Now we create a LocalDagRunner and pass a Pipeline object created from the function we already defined. The pipeline runs directly and you can see logs for the progress of the pipeline including ML model training.

In [None]:
import urllib.request
import tempfile
import os

PIPELINE_NAME = "tfx-llm-imdb-reviews"
model_fn = "modules.model.run_fn"
_transform_module_file = "modules/_transform_module.py"

# Output directory to store artifacts generated from the pipeline.
PIPELINE_ROOT = os.path.join('pipelines', PIPELINE_NAME)
# Path to a SQLite DB file to use as an MLMD storage.
METADATA_PATH = os.path.join('metadata', PIPELINE_NAME, 'metadata.db')
# Output directory where created models from the pipeline will be exported.
SERVING_MODEL_DIR = os.path.join('serving_model', PIPELINE_NAME)

from absl import logging
logging.set_verbosity(logging.INFO)  # Set default logging level.

In [None]:
def _create_pipeline(
    pipeline_name: str,
    pipeline_root: str,
    model_fn: str,
    serving_model_dir: str,
    metadata_path: str,
) -> tfx.dsl.Pipeline:
  """Creates a Pipeline for Fine-Tuning and Converting an Large Language Model with TFX."""

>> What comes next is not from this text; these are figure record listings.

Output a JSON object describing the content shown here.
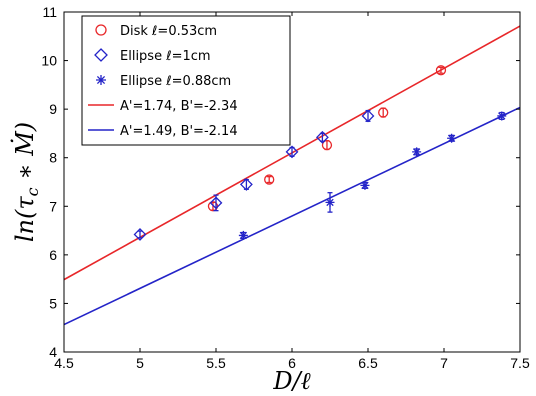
{
  "chart_data": {
    "type": "scatter",
    "xlabel": "D/ℓ",
    "ylabel": "ln(τc ∗ Ṁ)",
    "xlim": [
      4.5,
      7.5
    ],
    "ylim": [
      4,
      11
    ],
    "xticks": [
      4.5,
      5,
      5.5,
      6,
      6.5,
      7,
      7.5
    ],
    "xtick_labels": [
      "4.5",
      "5",
      "5.5",
      "6",
      "6.5",
      "7",
      "7.5"
    ],
    "yticks": [
      4,
      5,
      6,
      7,
      8,
      9,
      10,
      11
    ],
    "ytick_labels": [
      "4",
      "5",
      "6",
      "7",
      "8",
      "9",
      "10",
      "11"
    ],
    "grid": false,
    "legend_position": "top-left",
    "series": [
      {
        "name": "Disk ℓ=0.53cm",
        "kind": "points",
        "marker": "circle",
        "color": "#e8272a",
        "points": [
          {
            "x": 5.48,
            "y": 7.0,
            "err": 0.08
          },
          {
            "x": 5.85,
            "y": 7.55,
            "err": 0.06
          },
          {
            "x": 6.23,
            "y": 8.26,
            "err": 0.09
          },
          {
            "x": 6.6,
            "y": 8.93,
            "err": 0.09
          },
          {
            "x": 6.98,
            "y": 9.8,
            "err": 0.06
          }
        ]
      },
      {
        "name": "Ellipse ℓ=1cm",
        "kind": "points",
        "marker": "diamond",
        "color": "#2424c8",
        "points": [
          {
            "x": 5.0,
            "y": 6.42,
            "err": 0.07
          },
          {
            "x": 5.5,
            "y": 7.07,
            "err": 0.16
          },
          {
            "x": 5.7,
            "y": 7.45,
            "err": 0.1
          },
          {
            "x": 6.0,
            "y": 8.12,
            "err": 0.09
          },
          {
            "x": 6.2,
            "y": 8.42,
            "err": 0.08
          },
          {
            "x": 6.5,
            "y": 8.86,
            "err": 0.11
          }
        ]
      },
      {
        "name": "Ellipse ℓ=0.88cm",
        "kind": "points",
        "marker": "asterisk",
        "color": "#2424c8",
        "points": [
          {
            "x": 5.68,
            "y": 6.4,
            "err": 0.06
          },
          {
            "x": 6.25,
            "y": 7.08,
            "err": 0.2
          },
          {
            "x": 6.48,
            "y": 7.43,
            "err": 0.06
          },
          {
            "x": 6.82,
            "y": 8.12,
            "err": 0.06
          },
          {
            "x": 7.05,
            "y": 8.4,
            "err": 0.06
          },
          {
            "x": 7.38,
            "y": 8.86,
            "err": 0.07
          }
        ]
      },
      {
        "name": "A'=1.74, B'=-2.34",
        "kind": "line",
        "color": "#e8272a",
        "slope": 1.74,
        "intercept": -2.34,
        "x_range": [
          4.5,
          7.5
        ]
      },
      {
        "name": "A'=1.49, B'=-2.14",
        "kind": "line",
        "color": "#2424c8",
        "slope": 1.49,
        "intercept": -2.14,
        "x_range": [
          4.5,
          7.5
        ]
      }
    ]
  }
}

  example_gen = FileBasedExampleGen(
    input_base='dummy',
    custom_config={'dataset':'imdb_reviews', 'split':'train[:5%]'},
    custom_executor_spec=executor_spec.BeamExecutorSpec(TFDSExecutor))

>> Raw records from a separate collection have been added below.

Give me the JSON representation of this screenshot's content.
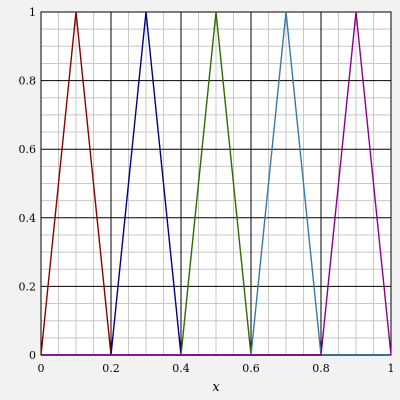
{
  "chart_data": {
    "type": "line",
    "title": "",
    "xlabel": "x",
    "ylabel": "",
    "xlim": [
      0,
      1
    ],
    "ylim": [
      0,
      1
    ],
    "grid": true,
    "legend": "none",
    "x_ticks": [
      0,
      0.2,
      0.4,
      0.6,
      0.8,
      1
    ],
    "y_ticks": [
      0,
      0.2,
      0.4,
      0.6,
      0.8,
      1
    ],
    "x_tick_labels": [
      "0",
      "0.2",
      "0.4",
      "0.6",
      "0.8",
      "1"
    ],
    "y_tick_labels": [
      "0",
      "0.2",
      "0.4",
      "0.6",
      "0.8",
      "1"
    ],
    "series": [
      {
        "color": "#8b0000",
        "x": [
          0,
          0.1,
          0.2,
          1
        ],
        "y": [
          0,
          1,
          0,
          0
        ]
      },
      {
        "color": "#00008b",
        "x": [
          0,
          0.2,
          0.3,
          0.4,
          1
        ],
        "y": [
          0,
          0,
          1,
          0,
          0
        ]
      },
      {
        "color": "#2e6b00",
        "x": [
          0,
          0.4,
          0.5,
          0.6,
          1
        ],
        "y": [
          0,
          0,
          1,
          0,
          0
        ]
      },
      {
        "color": "#3a78a8",
        "x": [
          0,
          0.6,
          0.7,
          0.8,
          1
        ],
        "y": [
          0,
          0,
          1,
          0,
          0
        ]
      },
      {
        "color": "#8b008b",
        "x": [
          0,
          0.8,
          0.9,
          1
        ],
        "y": [
          0,
          0,
          1,
          0
        ]
      }
    ]
  }
}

  statistics_gen = tfx.components.StatisticsGen(
      examples=example_gen.outputs['examples'], exclude_splits=['eval']
  )

  schema_gen = tfx.components.SchemaGen(
      statistics=statistics_gen.outputs['statistics'],
      infer_feature_shape=False,
      exclude_splits=['eval'],
  )

  example_validator = tfx.components.ExampleValidator(
      statistics=statistics_gen.outputs['statistics'],
      schema=schema_gen.outputs['schema'],
      exclude_splits=['eval'],
  )

  preprocessor = tfx.components.Transform(
    examples=example_gen.outputs['examples'],
    schema=schema_gen.outputs['schema'],
    module_file= _transform_module_file,
  )

  trainer = tfx.components.Trainer(
      run_fn=model_fn,
      examples=preprocessor.outputs['transformed_examples'],
      train_args=tfx.proto.TrainArgs(splits=['train']),
      eval_args=tfx.proto.EvalArgs(splits=['train']),
      schema=schema_gen.outputs['schema'],
  )


  evaluator = Evaluator(
      examples=preprocessor.outputs['transformed_examples'],
      trained_model=trainer.outputs['model'],
      max_length=50,
  )

  # Following 7 components will be included in the pipeline.
  components = [
      example_gen,
      statistics_gen,
      schema_gen,
      example_validator,
      preprocessor,
      trainer,
      evaluator,
  ]

  return tfx.dsl.Pipeline(
      pipeline_name=pipeline_name,
      pipeline_root=pipeline_root,
      metadata_connection_config=tfx.orchestration.metadata.sqlite_metadata_connection_config(
          metadata_path
      ),
      components=components,
  )

In [None]:
tfx.orchestration.LocalDagRunner().run(
    _create_pipeline(
        pipeline_name=PIPELINE_NAME,
        pipeline_root=PIPELINE_ROOT,
        model_fn=model_fn,
        serving_model_dir=SERVING_MODEL_DIR,
        metadata_path=METADATA_PATH,
    )
)

You should see INFO:absl:Component Evaluator is finished." at the end of the logs if the pipeline finished successfully because evaluator component is the last component of the pipeline.